Obviously, he would have taken advice before making the decision. At 7 o’clock he had said the game could go on. At 9 o’clock he said the ground was too dangerous.

In Ireland the week before the women’s Test between Ireland and Wales was stopped at half-time because the referee decided that the ground had become dangerously hard.

In 1959 Murrayfield, since 1925 a Test ground, in Edinburgh got an ‘electric blanket’ to warm the field. Thirty years later this was expensive to maintain and the blanket was taken away and replaced by a new gas-heated system of hot water pipes. Saturday’s cancelled match was to be played at Stade de France, the ‘state of the arts’ ground in Paris, a posh ground, one of the great grounds of the world – and they could not play because it lacks what Murrayfield got 53 years before.

It does not say much for the ground’s owners and carers. It also does not say much for those who organise a match to kick off at 9 o’clock in the midst of a freeze. Not that the freeze was sudden. There are weather forecasts available and the European freeze was not sudden. The freeze had been going on for over a fortnight. But the organisers plodded stubbornly on with the match. It could have been played at 2 o’clock, 3 o’clock, 4 o’clock, 5 o’clock, 6 o’clock or 7  o’clock, but not at 9  o’clock.
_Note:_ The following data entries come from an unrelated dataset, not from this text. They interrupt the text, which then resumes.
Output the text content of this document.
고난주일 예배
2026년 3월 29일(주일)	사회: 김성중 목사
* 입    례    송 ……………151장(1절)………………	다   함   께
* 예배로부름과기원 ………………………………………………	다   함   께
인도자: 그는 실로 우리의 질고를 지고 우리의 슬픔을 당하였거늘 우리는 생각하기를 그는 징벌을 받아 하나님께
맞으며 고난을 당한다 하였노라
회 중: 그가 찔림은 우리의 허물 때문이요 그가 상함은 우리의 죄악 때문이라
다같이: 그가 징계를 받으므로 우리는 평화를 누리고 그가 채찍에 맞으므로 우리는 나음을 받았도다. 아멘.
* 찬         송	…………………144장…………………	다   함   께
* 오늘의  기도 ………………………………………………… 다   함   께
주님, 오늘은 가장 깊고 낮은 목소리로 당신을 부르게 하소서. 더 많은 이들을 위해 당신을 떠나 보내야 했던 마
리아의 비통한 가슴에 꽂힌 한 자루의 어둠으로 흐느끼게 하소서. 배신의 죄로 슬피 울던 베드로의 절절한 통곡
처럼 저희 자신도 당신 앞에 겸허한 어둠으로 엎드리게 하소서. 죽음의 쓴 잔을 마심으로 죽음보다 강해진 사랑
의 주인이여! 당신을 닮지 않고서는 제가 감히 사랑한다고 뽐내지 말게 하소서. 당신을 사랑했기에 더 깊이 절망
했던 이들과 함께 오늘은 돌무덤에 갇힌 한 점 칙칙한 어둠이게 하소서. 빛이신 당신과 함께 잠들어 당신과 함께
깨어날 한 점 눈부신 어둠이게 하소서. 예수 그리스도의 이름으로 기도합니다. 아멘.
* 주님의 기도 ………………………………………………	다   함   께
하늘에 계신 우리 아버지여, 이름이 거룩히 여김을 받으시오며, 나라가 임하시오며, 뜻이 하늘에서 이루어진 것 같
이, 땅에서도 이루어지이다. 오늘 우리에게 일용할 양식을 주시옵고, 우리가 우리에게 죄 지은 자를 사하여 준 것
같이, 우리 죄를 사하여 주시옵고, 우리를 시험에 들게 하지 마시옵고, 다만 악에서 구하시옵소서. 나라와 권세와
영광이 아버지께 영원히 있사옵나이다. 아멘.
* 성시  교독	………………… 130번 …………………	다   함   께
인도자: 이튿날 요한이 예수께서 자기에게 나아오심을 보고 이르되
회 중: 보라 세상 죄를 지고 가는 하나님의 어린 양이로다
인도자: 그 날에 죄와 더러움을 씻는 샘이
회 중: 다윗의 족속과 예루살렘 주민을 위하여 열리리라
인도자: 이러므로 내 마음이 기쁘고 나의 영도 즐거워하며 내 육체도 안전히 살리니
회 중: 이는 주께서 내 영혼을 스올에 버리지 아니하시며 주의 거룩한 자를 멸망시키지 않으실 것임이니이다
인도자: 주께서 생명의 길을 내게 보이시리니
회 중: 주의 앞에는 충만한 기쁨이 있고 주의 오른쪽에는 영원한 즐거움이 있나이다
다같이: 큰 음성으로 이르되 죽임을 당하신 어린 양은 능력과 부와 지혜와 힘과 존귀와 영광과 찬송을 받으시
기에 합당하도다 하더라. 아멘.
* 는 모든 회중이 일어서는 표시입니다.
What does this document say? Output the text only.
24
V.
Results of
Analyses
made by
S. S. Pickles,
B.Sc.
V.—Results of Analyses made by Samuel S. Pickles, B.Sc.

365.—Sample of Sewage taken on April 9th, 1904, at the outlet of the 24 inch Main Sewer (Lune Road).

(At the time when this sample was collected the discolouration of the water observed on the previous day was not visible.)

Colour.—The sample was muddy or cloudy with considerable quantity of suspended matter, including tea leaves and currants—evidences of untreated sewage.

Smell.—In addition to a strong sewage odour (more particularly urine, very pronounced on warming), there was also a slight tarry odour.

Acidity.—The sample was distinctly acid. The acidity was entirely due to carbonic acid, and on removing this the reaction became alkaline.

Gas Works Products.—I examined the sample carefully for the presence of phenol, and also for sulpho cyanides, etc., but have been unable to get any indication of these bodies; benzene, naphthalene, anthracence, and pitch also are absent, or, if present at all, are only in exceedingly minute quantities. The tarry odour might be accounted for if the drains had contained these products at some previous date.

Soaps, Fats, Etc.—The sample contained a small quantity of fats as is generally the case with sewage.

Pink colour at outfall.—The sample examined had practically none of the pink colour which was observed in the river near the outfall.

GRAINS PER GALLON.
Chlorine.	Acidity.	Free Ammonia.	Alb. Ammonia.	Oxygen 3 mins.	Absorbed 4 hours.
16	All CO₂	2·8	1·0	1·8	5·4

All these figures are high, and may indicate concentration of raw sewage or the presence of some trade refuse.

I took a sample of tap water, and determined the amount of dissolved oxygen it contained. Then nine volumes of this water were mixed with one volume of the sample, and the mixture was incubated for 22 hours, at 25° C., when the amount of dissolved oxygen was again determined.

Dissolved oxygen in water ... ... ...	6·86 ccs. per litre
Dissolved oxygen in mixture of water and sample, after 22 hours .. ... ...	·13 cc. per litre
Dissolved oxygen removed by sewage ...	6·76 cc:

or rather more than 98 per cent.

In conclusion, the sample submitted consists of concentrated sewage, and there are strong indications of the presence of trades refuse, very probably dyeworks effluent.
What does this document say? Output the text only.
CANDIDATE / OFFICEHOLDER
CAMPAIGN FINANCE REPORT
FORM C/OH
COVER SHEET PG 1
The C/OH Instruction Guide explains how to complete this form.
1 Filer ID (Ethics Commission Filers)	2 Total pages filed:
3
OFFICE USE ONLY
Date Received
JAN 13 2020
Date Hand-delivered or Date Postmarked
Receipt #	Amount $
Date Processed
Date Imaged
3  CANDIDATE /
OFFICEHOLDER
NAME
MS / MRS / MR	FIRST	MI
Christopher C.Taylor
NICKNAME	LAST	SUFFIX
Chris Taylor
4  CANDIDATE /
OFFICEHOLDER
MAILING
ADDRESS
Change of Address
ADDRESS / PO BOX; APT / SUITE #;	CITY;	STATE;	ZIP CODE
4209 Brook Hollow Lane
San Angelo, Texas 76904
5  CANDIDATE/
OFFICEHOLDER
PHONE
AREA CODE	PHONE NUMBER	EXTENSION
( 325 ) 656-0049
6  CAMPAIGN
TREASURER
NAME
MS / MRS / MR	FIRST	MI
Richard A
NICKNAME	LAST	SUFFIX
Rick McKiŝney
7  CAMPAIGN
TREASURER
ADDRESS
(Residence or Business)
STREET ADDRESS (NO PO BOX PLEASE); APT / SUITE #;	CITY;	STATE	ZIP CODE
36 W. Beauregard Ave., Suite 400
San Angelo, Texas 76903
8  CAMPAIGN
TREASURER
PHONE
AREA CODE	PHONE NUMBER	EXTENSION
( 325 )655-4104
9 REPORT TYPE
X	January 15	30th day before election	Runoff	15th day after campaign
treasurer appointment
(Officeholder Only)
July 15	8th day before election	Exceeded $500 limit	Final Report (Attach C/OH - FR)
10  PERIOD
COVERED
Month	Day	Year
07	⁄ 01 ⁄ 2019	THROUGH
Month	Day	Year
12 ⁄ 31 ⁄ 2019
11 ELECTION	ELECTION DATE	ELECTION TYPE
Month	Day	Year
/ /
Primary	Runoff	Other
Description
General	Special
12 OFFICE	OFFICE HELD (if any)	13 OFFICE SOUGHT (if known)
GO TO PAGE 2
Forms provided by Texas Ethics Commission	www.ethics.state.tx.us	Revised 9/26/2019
How do you compensate the Irish supporters who flew from Ireland to be cold and have a few drinks.

Nobody has put his hand up and said: ‘It was my fault.’ And so the first one blamed is the referee.

It often happens. A scrum collapses and the referee gets the blame for not doing anything about scrumming, though he did not collapse anything. A scrum collapses and the referee penalises and gets the blame though, again for knowing nothing about scrumming. See a fight and the referee gets blamed for losing control, though he hit nobody. Lose and the referee gets the blame – not the players or the selectors or the coach and his gameplan. It’s the referee’s fault.

But this is a first – the referee blamed for freezing the ground! Those who have not run on a frozen ground will perhaps not understand just how hard it is – too hard to make a mark to place a ball. It is dangerous. It is the referee’s responsibility to declare it dangerous. But in lieu of a culprit, blame the ref.

The referee in fact was disappointed. He would rather have refereed than traipse off back to the hotel.